On Wed, 5 Nov 2008, Jane.Chu at sun.com wrote:
> Hi, Randy,
>
> I'm not voting(don't think I can), just try to understand the project
> better.
>
> Randy Fishel wrote:
>
> > I would like to propose the following project to be sponsored by the Power
> > Management Community Group:
> >
> > Power Management Usability Interfaces
> >
> > Controlling and managing Power Management facilities currently is a small
> > collection of diverse tools that often manipulate objects directly, or even
> > require that a user edit a configuration file. And many don't allow the
> > user to identify or understand in-kernel values without entering a debugger.
> > As some tools need to duplicate pathways, maintenance becomes a problem as
> > all the tools need to be identified and updated.
> >
> > Providing a well defined set of interfaces help to aleviate confusion, and
> > promote easy to use and easy to create tools. Maintenence and security are
> > also often confined to the element that exhibits the problem. Some of this
> > work may just result in improved documentation, but there will also be a
> > need for new and updated tools and interfaces.
> >
> > I see this work falling into four distinct areas:
> >
> > A Power Management specific library (i.e. libpower)
> > Provides a committed set of programatic API's that
> > can be consumed by other tools, utilities, daemons, and GUI's
> >
>
> What set of existing & new functionality that you have in mind to be provided
> by the APIs? powerd and part of pmconfig, I suppose?
powerd and pmconfig are likely to be directed to the Commands and
Utilities area, but for libpower, the various operations that they
perform with the kernel would go through API's defined by libpower.
So to some extent, existing functions in these commands would be moved
to libpower so that they might be used by other applications.
New functionality would be property manipulation (both for a running
instance and the file(s) that saves the these properties), better
wrappers to actions such as suspend, I/O, and CPU's, including dealing
(and possibly managing) authorizations.
But for the most part, I expect the project to evolve what all of
these usability items can and/or should be. I have some initial
thoughts as to what some of the API's should be, but I don't want to
limit to those, as well as keep an open mind if another contributor
has a better suggestion.
>
> > Commands and Utilities
> > Predominantly updated and new CLI's, but could also be GUI's
> > that are expected to directly be us
> >
> > SMF facilities
> > New and improved services that can act standalone, or be
> > used as a repository for running state.
> >
>
> Are you referring to the SMF notion of repository for running state? if yes,
> how do you imagine how user might exploit that?

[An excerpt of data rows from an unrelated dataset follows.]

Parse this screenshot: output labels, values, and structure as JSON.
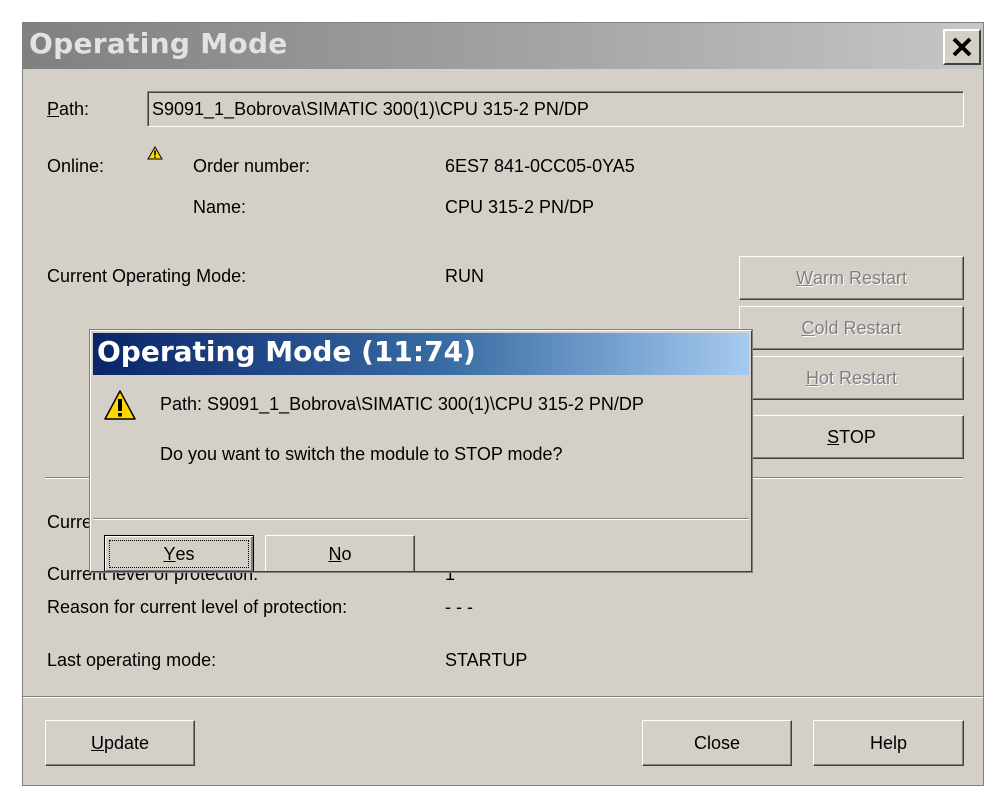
{
  "window": {
    "title": "Operating Mode",
    "close_glyph": "✕"
  },
  "path": {
    "label_accel": "P",
    "label_rest": "ath:",
    "value": "S9091_1_Bobrova\\SIMATIC 300(1)\\CPU 315-2 PN/DP"
  },
  "online": {
    "label": "Online:",
    "warning_icon": "warning-icon",
    "order_number_label": "Order number:",
    "order_number_value": "6ES7 841-0CC05-0YA5",
    "name_label": "Name:",
    "name_value": "CPU 315-2 PN/DP"
  },
  "mode": {
    "current_label": "Current Operating Mode:",
    "current_value": "RUN",
    "current_partial_label": "Curre",
    "protection_label": "Current level of protection:",
    "protection_value": "1",
    "reason_label": "Reason for current level of protection:",
    "reason_value": "- - -",
    "last_label": "Last operating mode:",
    "last_value": "STARTUP"
  },
  "buttons": {
    "warm_accel": "W",
    "warm_rest": "arm Restart",
    "cold_accel": "C",
    "cold_rest": "old Restart",
    "hot_accel": "H",
    "hot_rest": "ot Restart",
    "stop_accel": "S",
    "stop_rest": "TOP",
    "update_accel": "U",
    "update_rest": "pdate",
    "close": "Close",
    "help": "Help"
  },
  "confirm": {
    "title": "Operating Mode (11:74)",
    "path_text": "Path: S9091_1_Bobrova\\SIMATIC 300(1)\\CPU 315-2 PN/DP",
    "question": "Do you want to switch the module to STOP mode?",
    "yes_accel": "Y",
    "yes_rest": "es",
    "no_accel": "N",
    "no_rest": "o"
  },
  "colors": {
    "dialog_bg": "#d4d0c8",
    "inactive_title": "#808080",
    "active_title_start": "#0a246a",
    "active_title_end": "#a6caf0",
    "warning_yellow": "#ffd800"
  }
}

Yes, and it could certainly be used as a replacement for power.conf
(which would be transparent to users of libpower). One value of SMF,
is that the user doesn't actually manage text files, so properties can
be validated well before they are passed to the kernel, and without
redistributing a large set of new files should these properties
evolve.
>
> "power" is already an SMF system service, are you proposing an alternative or
> modification to the service? If the latter, what specifically you'd like
> to change? Laslyt, how may virtualized platforms exploit the service
> differently than it does now?
Possibly. Currently the 'power' service is for the starting and
stopping of powerd. It could be choosen to expand this to cover more
aspects of 'power', or other services could be generated to support
different aspects of power management. Either of the above would be
the good place to set policy (could even be leveraged by the new
Storage PM project :^> )..
>
> > Debug/Observability
> > Some of this might land in CLI, but could well include mdb
> > and dtrace enhancements (i.e. dtrace pm provider).
> >
> >
> Do you plan to tie up the "Observability" functionality to the "powertop"
> ported to Solaris by way of expanding it perhaps?
This would be one of the observability items. It could also be
where monitors would be defined which could be used to provide
feedback to controls (i.e. a temperature monitor that would drive cpu
frequency down if the temperature gets too high). It would also be,
as Joe points out, where to define tracing, to make any power
management facility, not only suspend and resume, easier to debug.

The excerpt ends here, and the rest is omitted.